Leetcode: Generate Parentheses
Problem Description
Problem definition is taken from leetcode.
Given n pairs of parentheses, write a function to generate all combinations of well-formed parentheses.
Example 1
Input: n = 3
Output: ["((()))","(()())","(())()","()(())","()()()"]
Example 2
Input: n = 1
Output: ["()"]
Backtracking Solution
Recursive backtracking method takes 3 inputs: current combination, left parentheses available and right parentheses available.

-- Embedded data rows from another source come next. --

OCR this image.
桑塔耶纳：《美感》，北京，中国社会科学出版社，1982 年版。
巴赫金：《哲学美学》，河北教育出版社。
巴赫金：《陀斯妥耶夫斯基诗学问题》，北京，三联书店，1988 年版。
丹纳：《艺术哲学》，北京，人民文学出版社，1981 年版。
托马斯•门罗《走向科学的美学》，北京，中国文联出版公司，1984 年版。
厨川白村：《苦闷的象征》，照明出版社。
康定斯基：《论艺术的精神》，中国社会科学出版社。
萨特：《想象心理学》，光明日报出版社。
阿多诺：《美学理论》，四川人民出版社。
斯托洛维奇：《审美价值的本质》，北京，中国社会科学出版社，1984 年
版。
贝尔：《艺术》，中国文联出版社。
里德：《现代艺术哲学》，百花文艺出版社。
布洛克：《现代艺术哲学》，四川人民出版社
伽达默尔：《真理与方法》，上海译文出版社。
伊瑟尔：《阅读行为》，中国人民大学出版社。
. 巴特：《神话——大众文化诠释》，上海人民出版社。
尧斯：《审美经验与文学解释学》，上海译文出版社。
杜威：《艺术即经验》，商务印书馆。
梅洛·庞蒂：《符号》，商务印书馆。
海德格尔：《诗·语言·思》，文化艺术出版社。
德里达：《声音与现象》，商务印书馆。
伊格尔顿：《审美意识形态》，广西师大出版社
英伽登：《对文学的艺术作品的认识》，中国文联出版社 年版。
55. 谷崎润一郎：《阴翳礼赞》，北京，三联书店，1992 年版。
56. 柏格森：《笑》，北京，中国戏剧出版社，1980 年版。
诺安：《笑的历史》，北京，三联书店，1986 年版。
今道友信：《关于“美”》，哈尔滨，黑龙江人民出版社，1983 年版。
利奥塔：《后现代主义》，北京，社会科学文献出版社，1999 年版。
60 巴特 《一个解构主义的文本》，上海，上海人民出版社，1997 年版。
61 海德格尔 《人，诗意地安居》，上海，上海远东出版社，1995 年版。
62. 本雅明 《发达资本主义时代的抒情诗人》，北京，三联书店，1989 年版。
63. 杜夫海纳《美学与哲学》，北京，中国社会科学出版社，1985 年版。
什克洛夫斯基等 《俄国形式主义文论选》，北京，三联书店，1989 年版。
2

Within bt method, if no left parentheses is left, use all right parentheses and return. Otherwise use a left parentheses. If there are more right parentheses available than left parentheses use one right parentheses.
Complexity analysis is omitted.
class Solution {
List<String> result = new ArrayList<>();
public List<String> generateParenthesis(int n) {
bt("", n, n);
return result;
}
public void bt(String comb, int open, int close){
if(open==0){
while(close-->0) comb+=')';
result.add(comb);
} else {
bt(comb+'(', open-1, close );
if(open < close)
bt(comb+')', open, close-1 );
}
}
}
Backtracking Solution 2
f(n) generates combinations for every i which is less than n:
f(n) = (f(i))+f(n-i-1)
Some expansion examples:
f(0) = “” f(1) = “()” f(2) = [ (f(0))+f(1) ], [ (f(1))+f(0) ] = [”()()”, “(())”] f(3) = [ (f(0))+f(2) ], [ (f(1))+f(1) ], [ (f(2))+f(0) ] = [”()()()”,”()(())”], [”(())()”], [”(()())”,”((()))”]
class Solution {
private final static List<String> empty= List.of("");
private final static List<String> one= List.of("()");
public List<String> generateParenthesis(int n) {
if(n==0) return empty;
if(n==1) return one;
List<String> result = new LinkedList<>();
for (int i=0; i<n; i++){
for (String left : generateParenthesis(i))
for (String right : generateParenthesis(n-i-1))
result.add("("+left+")"+right);
}
return result;
}
}